Let’s consider a simple (but currently valid) sequence of EVM bytecode: 0x600456e05b00. This corresponds to the following assembly:

   push1 lab
   jump
   db 0xe0
lab:
   jumpdest
   stop

Observe that the raw data byte 0xe0 is mixed in with other instructions (which is permitted under the current EVM specification). The EVM simply views this as an INVALID instruction which has no operands. Specifically, as defined in Section 9.4.3 (“Jump Destination Validity”) of the Yellow Paper:

Illustrating Section 9.4.3 of the Yellow Paper which clarifies jump destination validity.

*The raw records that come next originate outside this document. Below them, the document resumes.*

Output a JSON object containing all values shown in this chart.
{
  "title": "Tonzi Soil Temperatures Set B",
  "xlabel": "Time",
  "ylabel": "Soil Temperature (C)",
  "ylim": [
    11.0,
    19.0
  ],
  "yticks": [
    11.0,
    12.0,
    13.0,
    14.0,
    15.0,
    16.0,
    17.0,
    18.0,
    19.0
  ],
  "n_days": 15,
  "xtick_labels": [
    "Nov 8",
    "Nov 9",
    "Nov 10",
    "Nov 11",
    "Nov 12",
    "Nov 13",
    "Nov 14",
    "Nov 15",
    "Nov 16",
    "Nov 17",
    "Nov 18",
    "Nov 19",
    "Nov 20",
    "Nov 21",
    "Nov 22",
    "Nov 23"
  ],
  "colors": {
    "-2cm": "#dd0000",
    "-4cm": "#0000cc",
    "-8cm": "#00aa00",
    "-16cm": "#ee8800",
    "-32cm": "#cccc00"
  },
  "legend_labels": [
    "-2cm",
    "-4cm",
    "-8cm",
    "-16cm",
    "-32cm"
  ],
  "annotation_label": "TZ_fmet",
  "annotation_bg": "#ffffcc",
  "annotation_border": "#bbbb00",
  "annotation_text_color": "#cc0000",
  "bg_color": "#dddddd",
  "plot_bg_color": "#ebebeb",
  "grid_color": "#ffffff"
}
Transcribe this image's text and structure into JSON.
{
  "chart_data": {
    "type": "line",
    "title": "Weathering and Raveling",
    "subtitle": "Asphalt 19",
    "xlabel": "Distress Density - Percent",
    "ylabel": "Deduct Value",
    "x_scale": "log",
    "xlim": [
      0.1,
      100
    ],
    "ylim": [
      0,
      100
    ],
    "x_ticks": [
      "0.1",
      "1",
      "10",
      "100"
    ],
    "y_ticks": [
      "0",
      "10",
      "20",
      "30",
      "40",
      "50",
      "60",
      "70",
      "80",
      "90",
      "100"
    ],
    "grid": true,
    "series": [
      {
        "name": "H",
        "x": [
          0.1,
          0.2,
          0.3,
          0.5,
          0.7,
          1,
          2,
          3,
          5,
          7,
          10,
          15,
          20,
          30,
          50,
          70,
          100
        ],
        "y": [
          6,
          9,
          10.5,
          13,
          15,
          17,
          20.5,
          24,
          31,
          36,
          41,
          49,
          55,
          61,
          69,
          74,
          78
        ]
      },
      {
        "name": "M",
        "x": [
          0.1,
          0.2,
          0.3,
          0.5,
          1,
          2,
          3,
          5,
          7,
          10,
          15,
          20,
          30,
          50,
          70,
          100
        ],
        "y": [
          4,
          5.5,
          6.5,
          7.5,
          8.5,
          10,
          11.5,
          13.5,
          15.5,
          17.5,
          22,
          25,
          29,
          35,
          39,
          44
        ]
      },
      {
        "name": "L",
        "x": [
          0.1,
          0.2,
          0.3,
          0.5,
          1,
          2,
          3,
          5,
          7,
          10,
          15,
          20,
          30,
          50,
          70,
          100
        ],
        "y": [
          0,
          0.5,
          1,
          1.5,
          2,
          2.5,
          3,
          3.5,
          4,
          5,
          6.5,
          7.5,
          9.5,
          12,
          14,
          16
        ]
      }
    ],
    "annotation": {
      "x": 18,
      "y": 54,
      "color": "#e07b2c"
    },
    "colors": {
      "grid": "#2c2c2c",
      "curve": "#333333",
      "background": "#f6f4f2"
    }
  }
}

Now, let us consider EIP-4200 which adds a new instruction RJUMP taking a two-byte immediate operand. Funnily enough, the opcode of RJUMP is 0xe0. So, what’s the problem? Well, our bytecode sequence now looks like this:

   push1 0x4
   jump
   rjump 0x5b00

Observe how the JUMPDEST and STOP bytecodes are now bytes within the immediate operand of the RJUMP instruction! This has completely changed the meaning of our original program, and its not clear how to fix this. We could try to make an exception for RJUMP and allow legacy branches into its immediate opcode bytes (i.e. so the above retains its original meaning). But, this makes disassembling bytecode contracts much harder! Furthermore, we can now write bytecode programs which do this on purpose. At that point, a given byte can be interpreted as a different instruction depending on the PC of the executing EVM. That is not ideal!

A final point worth noting is that we can still introduce instructions such as RJUMP when we know they don’t actually break anything. Essentially, we could analyse mainnet to check whether any bad situations (such as above) actually exist. If not, then we’re good to go! Or, if they do exist, we could repeat the analysis for a different opcode value (e.g. 0xe1 in this case). This kind of approach has been used before (e.g. for the 0xEF marker opcode), however its unclear how well it would work in this case. Furthermore, as more contracts are deployed and as more instructions are added to the EVM, it gets harder and harder to successfully apply this technique. Thus, even if this could be used for adding RJUMP, its not a long term solution.